O distanciamento entre Michelle Bolsonaro e Flávio Bolsonaro (PL-RJ) atingiu um novo patamar e já é tratado como irreversível por aliados próximos. A ex-primeira-dama deixou a presidência do PL Mulher na terça-feira (30) e comunicou ao presidente do partido, Valdemar Costa Neto, que avalia não disputar uma vaga ao Senado em 2026. Nos bastidores, correligionários admitem que Michelle deve mesmo ficar distante da pré-campanha do enteado mais velho à Presidência da República, aprofundando o racha no clã Bolsonaro.

A decisão de Michelle foi interpretada como um recado direto a Flávio, com quem ela mantém uma relação fria desde as eleições de 2022. A ex-primeira-dama tem se queixado de ataques a aliados e da falta de apoio dentro do próprio partido.

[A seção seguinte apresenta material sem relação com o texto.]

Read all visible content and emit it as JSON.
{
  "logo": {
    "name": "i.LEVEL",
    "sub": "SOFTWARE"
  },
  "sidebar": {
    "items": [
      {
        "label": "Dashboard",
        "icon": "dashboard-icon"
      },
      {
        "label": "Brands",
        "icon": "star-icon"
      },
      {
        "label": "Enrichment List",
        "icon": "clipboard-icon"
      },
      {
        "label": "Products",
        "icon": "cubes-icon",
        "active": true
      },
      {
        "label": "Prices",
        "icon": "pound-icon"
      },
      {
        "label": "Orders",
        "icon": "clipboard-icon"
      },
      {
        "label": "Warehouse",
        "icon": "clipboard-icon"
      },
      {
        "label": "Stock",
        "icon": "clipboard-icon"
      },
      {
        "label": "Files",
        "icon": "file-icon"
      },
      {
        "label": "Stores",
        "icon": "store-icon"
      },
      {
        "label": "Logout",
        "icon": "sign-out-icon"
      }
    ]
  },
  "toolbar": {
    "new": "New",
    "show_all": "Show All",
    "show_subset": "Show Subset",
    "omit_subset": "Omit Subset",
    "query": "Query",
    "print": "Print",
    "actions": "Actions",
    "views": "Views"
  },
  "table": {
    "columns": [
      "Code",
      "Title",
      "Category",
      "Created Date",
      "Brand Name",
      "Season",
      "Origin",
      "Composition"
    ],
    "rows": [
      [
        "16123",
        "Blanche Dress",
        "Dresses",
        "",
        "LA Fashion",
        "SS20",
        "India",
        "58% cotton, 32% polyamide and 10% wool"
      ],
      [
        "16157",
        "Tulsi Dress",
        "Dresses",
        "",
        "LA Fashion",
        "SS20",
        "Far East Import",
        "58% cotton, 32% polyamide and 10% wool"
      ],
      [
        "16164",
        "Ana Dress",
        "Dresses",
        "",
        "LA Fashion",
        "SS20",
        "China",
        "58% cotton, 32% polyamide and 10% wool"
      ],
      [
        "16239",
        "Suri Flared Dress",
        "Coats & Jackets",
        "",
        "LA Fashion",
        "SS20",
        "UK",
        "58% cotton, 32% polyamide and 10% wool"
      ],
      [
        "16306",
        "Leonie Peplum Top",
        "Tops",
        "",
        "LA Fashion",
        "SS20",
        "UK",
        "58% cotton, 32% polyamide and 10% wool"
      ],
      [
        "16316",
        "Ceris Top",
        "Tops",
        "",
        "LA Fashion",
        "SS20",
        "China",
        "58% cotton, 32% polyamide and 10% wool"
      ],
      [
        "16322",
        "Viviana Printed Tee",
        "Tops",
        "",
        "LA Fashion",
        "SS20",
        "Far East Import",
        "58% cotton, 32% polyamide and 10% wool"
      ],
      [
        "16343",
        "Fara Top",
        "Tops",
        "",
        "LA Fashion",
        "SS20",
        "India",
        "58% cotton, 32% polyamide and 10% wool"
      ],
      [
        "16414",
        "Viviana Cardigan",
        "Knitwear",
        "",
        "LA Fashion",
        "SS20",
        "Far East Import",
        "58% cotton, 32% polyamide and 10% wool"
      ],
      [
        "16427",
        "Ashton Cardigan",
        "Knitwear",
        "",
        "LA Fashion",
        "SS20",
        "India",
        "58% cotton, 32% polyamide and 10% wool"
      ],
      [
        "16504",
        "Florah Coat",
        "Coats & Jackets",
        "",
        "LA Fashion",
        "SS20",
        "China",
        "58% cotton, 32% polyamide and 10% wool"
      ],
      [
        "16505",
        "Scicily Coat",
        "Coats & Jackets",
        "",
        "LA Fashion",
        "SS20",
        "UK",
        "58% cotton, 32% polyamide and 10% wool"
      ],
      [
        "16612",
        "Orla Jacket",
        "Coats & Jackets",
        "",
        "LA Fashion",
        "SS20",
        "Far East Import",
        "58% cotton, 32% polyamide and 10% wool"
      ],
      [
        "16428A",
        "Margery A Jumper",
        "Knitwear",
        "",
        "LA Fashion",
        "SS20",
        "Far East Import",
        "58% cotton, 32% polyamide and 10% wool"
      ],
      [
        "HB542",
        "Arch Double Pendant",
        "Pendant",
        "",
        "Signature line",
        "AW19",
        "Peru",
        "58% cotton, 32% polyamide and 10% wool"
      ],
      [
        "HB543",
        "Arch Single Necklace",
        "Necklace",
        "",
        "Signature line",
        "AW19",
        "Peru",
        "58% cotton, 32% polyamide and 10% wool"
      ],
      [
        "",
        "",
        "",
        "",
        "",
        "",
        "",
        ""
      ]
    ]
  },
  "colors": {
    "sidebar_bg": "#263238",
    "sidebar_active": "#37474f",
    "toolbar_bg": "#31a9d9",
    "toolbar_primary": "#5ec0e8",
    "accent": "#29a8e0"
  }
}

Segundo fontes do PL, ela indicou a Valdemar Costa Neto que não pretende se envolver ativamente na campanha presidencial, o que representa um revés significativo para a estratégia eleitoral da legenda.

Panorama político e impacto na direita

O racha expõe as fragilidades da direita brasileira a menos de dois anos das eleições gerais. Enquanto Flávio Bolsonaro tenta consolidar sua pré-candidatura ao Palácio do Planalto, a ausência de Michelle — figura de grande apelo entre o eleitorado evangélico e feminino — pode enfraquecer a base de apoio do senador. A crise também ocorre em meio a outros movimentos no tabuleiro político, como a liberação de pesquisas eleitorais em Alagoas e a admissão de erros por parte de Valdemar Costa Neto em relação a encontros de Flávio com empresários investigados.

Aliados de Michelle afirmam que ela não dará sinais de trégua tão cedo. A ex-primeira-dama tem priorizado projetos pessoais e evitado eventos partidários. Para analistas, o distanciamento pode beneficiar outros pré-candidatos da direita, como o governador de São Paulo, Tarcísio de Freitas (Republicanos), que já sinalizou interesse em construir uma candidatura própria.

Enquanto isso, o PL tenta conter os danos. Valdemar Costa Neto, que já admitiu publicamente erros de Flávio em reuniões com empresários investigados, agora busca um acordo para evitar que a crise se agrave. No entanto, a falta de diálogo entre Michelle e Flávio torna qualquer reconciliação improvável no curto prazo.